TMJ and TMD
TMJ stands for tempomandibular joint disorder. It refers to the pain that one feels in the muscles of mastication as well and an inflammation of the tempomandibular joint. This is the joint that connects the mandible to the skull. The main cause of this is parafunction of the muscles with secondary effects on the oral musculoskeletal system such as the several types of disc displacement in the temporomandibular joint. This disorder can bring about severe pain. This disorder usually crosses boundaries between several disciplines, normally dentistry and neurology. This means that there are several ways in which it can be treated. One of which is through a removable appliance called an Occlusal Guard and/or Night Guard. By wearing this appliance at night you an re-train your muscles and brain to think there is something between your teeth, which forces it to cease grinding and clenching at night, which causes the most damage to the TMJ muscles and jaw bone.
Conditions that affect other joints such as trauma, arthritis, developmental anomalies and dislocations can also affect the temporomandibular joint.

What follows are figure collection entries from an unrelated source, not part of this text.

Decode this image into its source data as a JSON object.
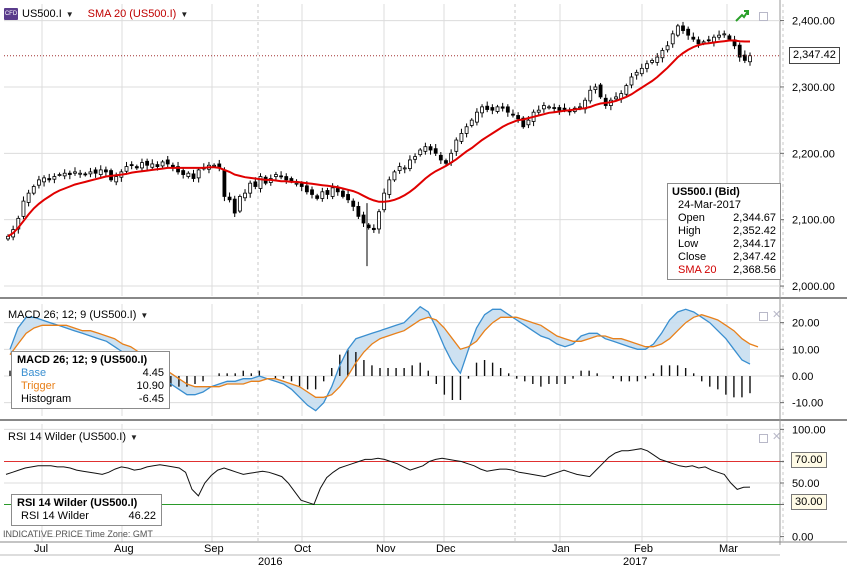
{
  "chart_data": [
    {
      "type": "candlestick",
      "title": "US500.I",
      "overlay": "SMA 20 (US500.I)",
      "ylim": [
        1985,
        2425
      ],
      "yticks": [
        "2,000.00",
        "2,100.00",
        "2,200.00",
        "2,300.00",
        "2,400.00"
      ],
      "last_price": "2,347.42",
      "series": [
        {
          "name": "US500.I",
          "close": [
            2075,
            2085,
            2102,
            2128,
            2140,
            2150,
            2160,
            2163,
            2160,
            2165,
            2168,
            2170,
            2168,
            2172,
            2170,
            2168,
            2172,
            2170,
            2175,
            2172,
            2160,
            2165,
            2172,
            2180,
            2182,
            2178,
            2186,
            2182,
            2184,
            2180,
            2187,
            2184,
            2180,
            2172,
            2168,
            2170,
            2162,
            2175,
            2178,
            2182,
            2182,
            2178,
            2135,
            2130,
            2110,
            2135,
            2140,
            2155,
            2150,
            2165,
            2155,
            2162,
            2168,
            2165,
            2160,
            2158,
            2155,
            2150,
            2142,
            2138,
            2132,
            2142,
            2138,
            2148,
            2142,
            2135,
            2130,
            2120,
            2105,
            2095,
            2088,
            2085,
            2112,
            2140,
            2160,
            2172,
            2180,
            2178,
            2190,
            2195,
            2205,
            2210,
            2205,
            2200,
            2190,
            2185,
            2200,
            2220,
            2230,
            2240,
            2250,
            2262,
            2270,
            2266,
            2265,
            2270,
            2268,
            2262,
            2258,
            2252,
            2240,
            2250,
            2262,
            2265,
            2272,
            2270,
            2268,
            2265,
            2266,
            2263,
            2268,
            2270,
            2280,
            2295,
            2300,
            2285,
            2272,
            2280,
            2285,
            2290,
            2302,
            2315,
            2322,
            2328,
            2335,
            2340,
            2345,
            2355,
            2362,
            2380,
            2392,
            2385,
            2378,
            2372,
            2365,
            2368,
            2370,
            2375,
            2378,
            2380,
            2372,
            2362,
            2345,
            2340,
            2347
          ]
        },
        {
          "name": "SMA 20",
          "values": [
            2075,
            2080,
            2088,
            2098,
            2108,
            2117,
            2124,
            2130,
            2135,
            2140,
            2144,
            2147,
            2150,
            2153,
            2155,
            2157,
            2159,
            2161,
            2163,
            2165,
            2166,
            2167,
            2168,
            2169,
            2171,
            2172,
            2173,
            2174,
            2175,
            2176,
            2177,
            2178,
            2178,
            2178,
            2178,
            2178,
            2178,
            2178,
            2178,
            2179,
            2179,
            2178,
            2175,
            2172,
            2168,
            2166,
            2164,
            2163,
            2162,
            2161,
            2160,
            2160,
            2159,
            2158,
            2158,
            2157,
            2157,
            2156,
            2155,
            2154,
            2153,
            2152,
            2151,
            2150,
            2149,
            2147,
            2145,
            2143,
            2140,
            2136,
            2132,
            2129,
            2127,
            2127,
            2128,
            2130,
            2133,
            2137,
            2142,
            2148,
            2155,
            2162,
            2168,
            2173,
            2177,
            2181,
            2186,
            2191,
            2197,
            2203,
            2208,
            2214,
            2220,
            2225,
            2230,
            2235,
            2240,
            2244,
            2247,
            2250,
            2251,
            2253,
            2255,
            2257,
            2259,
            2261,
            2262,
            2263,
            2264,
            2265,
            2266,
            2267,
            2268,
            2270,
            2273,
            2275,
            2276,
            2277,
            2279,
            2282,
            2285,
            2289,
            2294,
            2299,
            2304,
            2309,
            2315,
            2322,
            2329,
            2337,
            2345,
            2351,
            2356,
            2360,
            2363,
            2365,
            2366,
            2367,
            2368,
            2369,
            2370,
            2370,
            2369,
            2368.56,
            2368.56
          ]
        }
      ]
    },
    {
      "type": "line",
      "title": "MACD 26; 12; 9 (US500.I)",
      "ylim": [
        -15,
        27
      ],
      "yticks": [
        "-10.00",
        "0.00",
        "10.00",
        "20.00"
      ],
      "series": [
        {
          "name": "Base",
          "color": "#3a8fd0",
          "values": [
            10,
            18,
            22,
            22,
            21,
            20,
            19,
            18,
            17,
            16,
            15,
            14,
            13,
            11,
            9,
            7,
            5,
            3,
            1,
            -1,
            -3,
            -5,
            -7,
            -7,
            -6,
            -4,
            -3,
            -2,
            -2,
            -1,
            -1,
            0,
            -1,
            -2,
            -3,
            -5,
            -8,
            -11,
            -13,
            -10,
            -4,
            4,
            10,
            14,
            15,
            16,
            17,
            18,
            19,
            20,
            23,
            26,
            24,
            18,
            11,
            5,
            1,
            10,
            18,
            23,
            25,
            25,
            23,
            21,
            19,
            17,
            15,
            14,
            12,
            11,
            12,
            15,
            16,
            16,
            14,
            13,
            12,
            11,
            10,
            10,
            12,
            16,
            21,
            24,
            25,
            24,
            22,
            20,
            17,
            14,
            10,
            6,
            4.45
          ]
        },
        {
          "name": "Trigger",
          "color": "#e8801a",
          "values": [
            8,
            12,
            16,
            18,
            19,
            19,
            19,
            19,
            18,
            17,
            17,
            16,
            15,
            14,
            12,
            11,
            9,
            7,
            5,
            3,
            1,
            -1,
            -3,
            -4,
            -4,
            -4,
            -4,
            -3,
            -3,
            -3,
            -2,
            -2,
            -1,
            -1,
            -2,
            -3,
            -4,
            -6,
            -8,
            -8,
            -7,
            -4,
            0,
            5,
            9,
            12,
            14,
            15,
            16,
            17,
            19,
            21,
            22,
            21,
            18,
            14,
            10,
            11,
            13,
            17,
            20,
            22,
            22,
            22,
            21,
            20,
            19,
            17,
            15,
            14,
            13,
            13,
            14,
            15,
            15,
            14,
            14,
            13,
            12,
            11,
            11,
            12,
            14,
            17,
            20,
            22,
            23,
            22,
            21,
            19,
            17,
            14,
            12,
            10.9
          ]
        },
        {
          "name": "Histogram",
          "color": "#000000",
          "values": [
            2,
            6,
            6,
            4,
            2,
            1,
            0,
            -1,
            -1,
            -1,
            -2,
            -2,
            -2,
            -3,
            -3,
            -4,
            -4,
            -4,
            -4,
            -4,
            -4,
            -4,
            -4,
            -3,
            -2,
            0,
            1,
            1,
            1,
            2,
            1,
            2,
            0,
            -1,
            -1,
            -2,
            -4,
            -5,
            -5,
            -2,
            3,
            8,
            10,
            9,
            6,
            4,
            3,
            3,
            3,
            3,
            4,
            5,
            2,
            -3,
            -7,
            -9,
            -9,
            -1,
            5,
            6,
            5,
            3,
            1,
            -1,
            -2,
            -3,
            -4,
            -3,
            -3,
            -3,
            -1,
            2,
            2,
            1,
            0,
            -1,
            -2,
            -2,
            -2,
            -1,
            1,
            4,
            4,
            4,
            3,
            1,
            -2,
            -4,
            -5,
            -7,
            -8,
            -8,
            -6.45
          ]
        }
      ]
    },
    {
      "type": "line",
      "title": "RSI 14 Wilder (US500.I)",
      "ylim": [
        -5,
        105
      ],
      "yticks": [
        "0.00",
        "30.00",
        "50.00",
        "70.00",
        "100.00"
      ],
      "levels": {
        "upper": "70.00",
        "lower": "30.00"
      },
      "series": [
        {
          "name": "RSI 14 Wilder",
          "values": [
            58,
            60,
            62,
            64,
            65,
            66,
            66,
            66,
            65,
            65,
            64,
            62,
            61,
            60,
            59,
            58,
            60,
            63,
            65,
            64,
            62,
            63,
            65,
            66,
            67,
            66,
            65,
            64,
            60,
            44,
            38,
            50,
            57,
            62,
            64,
            62,
            60,
            58,
            59,
            60,
            61,
            60,
            58,
            56,
            50,
            42,
            34,
            32,
            30,
            45,
            55,
            60,
            64,
            66,
            68,
            70,
            72,
            72,
            73,
            72,
            70,
            68,
            65,
            62,
            64,
            66,
            70,
            72,
            73,
            72,
            71,
            70,
            68,
            66,
            63,
            61,
            62,
            63,
            63,
            62,
            60,
            59,
            58,
            57,
            56,
            58,
            60,
            62,
            60,
            58,
            57,
            56,
            62,
            68,
            74,
            78,
            80,
            80,
            81,
            82,
            80,
            76,
            72,
            70,
            68,
            66,
            65,
            66,
            64,
            65,
            62,
            60,
            58,
            50,
            44,
            46,
            46.22
          ]
        }
      ]
    }
  ],
  "header": {
    "symbol": "US500.I",
    "sma_label": "SMA 20 (US500.I)",
    "macd_label": "MACD 26; 12; 9 (US500.I)",
    "rsi_label": "RSI 14 Wilder (US500.I)",
    "logo_text": "CFD"
  },
  "ohlc_box": {
    "title": "US500.I (Bid)",
    "date": "24-Mar-2017",
    "open_label": "Open",
    "open": "2,344.67",
    "high_label": "High",
    "high": "2,352.42",
    "low_label": "Low",
    "low": "2,344.17",
    "close_label": "Close",
    "close": "2,347.42",
    "sma_label": "SMA 20",
    "sma": "2,368.56"
  },
  "macd_box": {
    "title": "MACD 26; 12; 9 (US500.I)",
    "base_label": "Base",
    "base": "4.45",
    "trigger_label": "Trigger",
    "trigger": "10.90",
    "hist_label": "Histogram",
    "hist": "-6.45"
  },
  "rsi_box": {
    "title": "RSI 14 Wilder (US500.I)",
    "line_label": "RSI 14 Wilder",
    "value": "46.22"
  },
  "x_axis": {
    "months": [
      "Jul",
      "Aug",
      "Sep",
      "Oct",
      "Nov",
      "Dec",
      "Jan",
      "Feb",
      "Mar"
    ],
    "years": [
      "2016",
      "2017"
    ]
  },
  "footer": "INDICATIVE PRICE  Time Zone: GMT",
  "colors": {
    "sma": "#e00000",
    "base": "#3a8fd0",
    "trigger": "#e8801a",
    "rsi_upper": "#e03030",
    "rsi_lower": "#2a9a2a",
    "grid": "#dcdcdc"
  }
}
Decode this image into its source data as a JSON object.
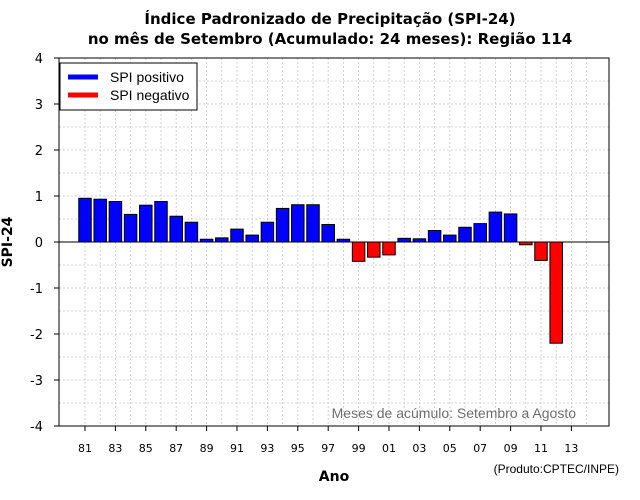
{
  "chart_data": {
    "type": "bar",
    "title_line1": "Índice Padronizado de Precipitação (SPI-24)",
    "title_line2": "no mês de Setembro (Acumulado: 24 meses): Região 114",
    "xlabel": "Ano",
    "ylabel": "SPI-24",
    "ylim": [
      -4,
      4
    ],
    "yticks": [
      "-4",
      "-3",
      "-2",
      "-1",
      "0",
      "1",
      "2",
      "3",
      "4"
    ],
    "xticks": [
      "81",
      "83",
      "85",
      "87",
      "89",
      "91",
      "93",
      "95",
      "97",
      "99",
      "01",
      "03",
      "05",
      "07",
      "09",
      "11",
      "13"
    ],
    "years": [
      "81",
      "82",
      "83",
      "84",
      "85",
      "86",
      "87",
      "88",
      "89",
      "90",
      "91",
      "92",
      "93",
      "94",
      "95",
      "96",
      "97",
      "98",
      "99",
      "00",
      "01",
      "02",
      "03",
      "04",
      "05",
      "06",
      "07",
      "08",
      "09",
      "10",
      "11",
      "12"
    ],
    "values": [
      0.95,
      0.93,
      0.88,
      0.6,
      0.8,
      0.88,
      0.56,
      0.43,
      0.06,
      0.09,
      0.28,
      0.15,
      0.43,
      0.73,
      0.81,
      0.81,
      0.38,
      0.06,
      -0.42,
      -0.33,
      -0.28,
      0.08,
      0.07,
      0.25,
      0.15,
      0.32,
      0.4,
      0.65,
      0.61,
      -0.06,
      -0.4,
      -2.2
    ],
    "grid": true,
    "legend_placement": "top-left",
    "legend": [
      {
        "label": "SPI positivo",
        "color": "#0000ff"
      },
      {
        "label": "SPI negativo",
        "color": "#ff0000"
      }
    ],
    "annotation": "Meses de acúmulo: Setembro a Agosto",
    "credit": "(Produto:CPTEC/INPE)"
  }
}
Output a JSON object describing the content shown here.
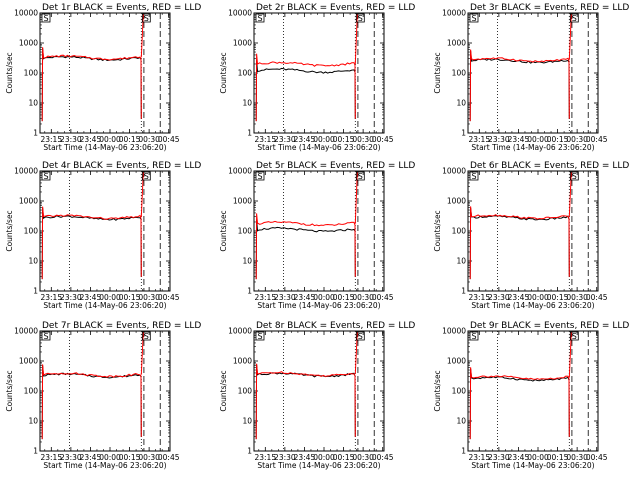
{
  "chart_data": {
    "type": "line",
    "layout": "3x3 grid of panels",
    "legend_text": "BLACK = Events, RED = LLD",
    "ylabel": "Counts/sec",
    "xlabel": "Start Time (14-May-06 23:06:20)",
    "x_tick_labels": [
      "23:15",
      "23:30",
      "23:45",
      "00:00",
      "00:15",
      "00:30",
      "00:45"
    ],
    "x_tick_minutes": [
      15,
      30,
      45,
      60,
      75,
      90,
      105
    ],
    "xlim_minutes": [
      6.33,
      106
    ],
    "y_scale": "log",
    "ylim": [
      1,
      10000
    ],
    "y_tick_values": [
      1,
      10,
      100,
      1000,
      10000
    ],
    "y_tick_labels": [
      "1",
      "10",
      "100",
      "1000",
      "10000"
    ],
    "flag_markers": [
      "S"
    ],
    "colors": {
      "events": "#000000",
      "lld": "#ff0000"
    },
    "panels": [
      {
        "title": "Det 1r BLACK = Events, RED = LLD",
        "flag": "S",
        "saa_start": 8.0,
        "saa_end": 84.0,
        "dotted_lines": [
          29.0,
          84.0
        ],
        "dashed_lines": [
          86.0,
          98.5
        ],
        "points": 45,
        "events_level": 310,
        "lld_level": 330
      },
      {
        "title": "Det 2r BLACK = Events, RED = LLD",
        "flag": "S",
        "saa_start": 8.0,
        "saa_end": 84.0,
        "dotted_lines": [
          29.0,
          84.0
        ],
        "dashed_lines": [
          86.0,
          98.5
        ],
        "points": 45,
        "events_level": 120,
        "lld_level": 200
      },
      {
        "title": "Det 3r BLACK = Events, RED = LLD",
        "flag": "S",
        "saa_start": 8.0,
        "saa_end": 84.0,
        "dotted_lines": [
          29.0,
          84.0
        ],
        "dashed_lines": [
          86.0,
          98.5
        ],
        "points": 45,
        "events_level": 255,
        "lld_level": 275
      },
      {
        "title": "Det 4r BLACK = Events, RED = LLD",
        "flag": "S",
        "saa_start": 8.0,
        "saa_end": 84.0,
        "dotted_lines": [
          29.0,
          84.0
        ],
        "dashed_lines": [
          86.0,
          98.5
        ],
        "points": 45,
        "events_level": 275,
        "lld_level": 295
      },
      {
        "title": "Det 5r BLACK = Events, RED = LLD",
        "flag": "S",
        "saa_start": 8.0,
        "saa_end": 84.0,
        "dotted_lines": [
          29.0,
          84.0
        ],
        "dashed_lines": [
          86.0,
          98.5
        ],
        "points": 45,
        "events_level": 110,
        "lld_level": 175
      },
      {
        "title": "Det 6r BLACK = Events, RED = LLD",
        "flag": "S",
        "saa_start": 8.0,
        "saa_end": 84.0,
        "dotted_lines": [
          29.0,
          84.0
        ],
        "dashed_lines": [
          86.0,
          98.5
        ],
        "points": 45,
        "events_level": 275,
        "lld_level": 300
      },
      {
        "title": "Det 7r BLACK = Events, RED = LLD",
        "flag": "S",
        "saa_start": 8.0,
        "saa_end": 84.0,
        "dotted_lines": [
          29.0,
          84.0
        ],
        "dashed_lines": [
          86.0,
          98.5
        ],
        "points": 45,
        "events_level": 330,
        "lld_level": 350
      },
      {
        "title": "Det 8r BLACK = Events, RED = LLD",
        "flag": "S",
        "saa_start": 8.0,
        "saa_end": 84.0,
        "dotted_lines": [
          29.0,
          84.0
        ],
        "dashed_lines": [
          86.0,
          98.5
        ],
        "points": 45,
        "events_level": 350,
        "lld_level": 370
      },
      {
        "title": "Det 9r BLACK = Events, RED = LLD",
        "flag": "S",
        "saa_start": 8.0,
        "saa_end": 84.0,
        "dotted_lines": [
          29.0,
          84.0
        ],
        "dashed_lines": [
          86.0,
          98.5
        ],
        "points": 45,
        "events_level": 255,
        "lld_level": 280
      }
    ]
  }
}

The main signs and symptoms of temporomandibular joints (TMJ) will involve signs and symptoms that affect the following components of the TMJ – nerves, muscles, ligaments, tendons, connective tissue, bones and teeth. Ear pain is also another symptom of temporomandibular joint disorder.
Other symptoms include:
- Difficulty or discomfort when chewing and biting
- A click of pop sound when opening and closing your mouth
- Facial pain
- Earache (especially in the morning)
- Headache (especially in the morning)
- Hearing loss
- Tenderness of the jaw
- Neck and shoulder pain
A TMJ has two joints which give it the ability to rotate and slide. It is therefore possible to see signs of wear of both the bone and cartilage components of the joint. Clicking, popping and deviations in the movements of the jaw are all common. However, the most telling sign of TMD is pain.
There are no pain receptors between the surfaces that are in contact with one another. The pain therefore comes from the surrounding soft tissues or the trigeminal nerve. Once the pain from one of these areas is triggered, it limits the reflex of the mandible. Additional inflammation of the joints or damage to the trigeminal nerve can cause continuous pain even without the jaw moving.
Since the temporomandibular joint is close to the ear, TMJ pain can be mistaken for ear pain. TMD is a possible cause of secondary otalgia. Treating TMD may reduce symptoms of otalgia and tinnitus to a great extent.
Most of the dysfunction involves relationship between the disc and the condyle of the mandible. When a single sound is heard, it is referred to as a ‘click’ or a ‘pop’. When this sound is continuous, it is referred to as a ‘crepitation’ or a ‘crepitus’.
TMJ dysfunction can also be brought about by disorders of the teeth. Destruction of a tooth’s supporting bone can cause the impairing of a tooth’s mobility or the loss of a tooth. The teeth’s movement affects how they contact each other when the mouth closes. This can result to changes in the overall relationship between the teeth, joints and muscles. Excessive surface erosion can also bring about pulpitis. This is the inflammation of the dental pulp.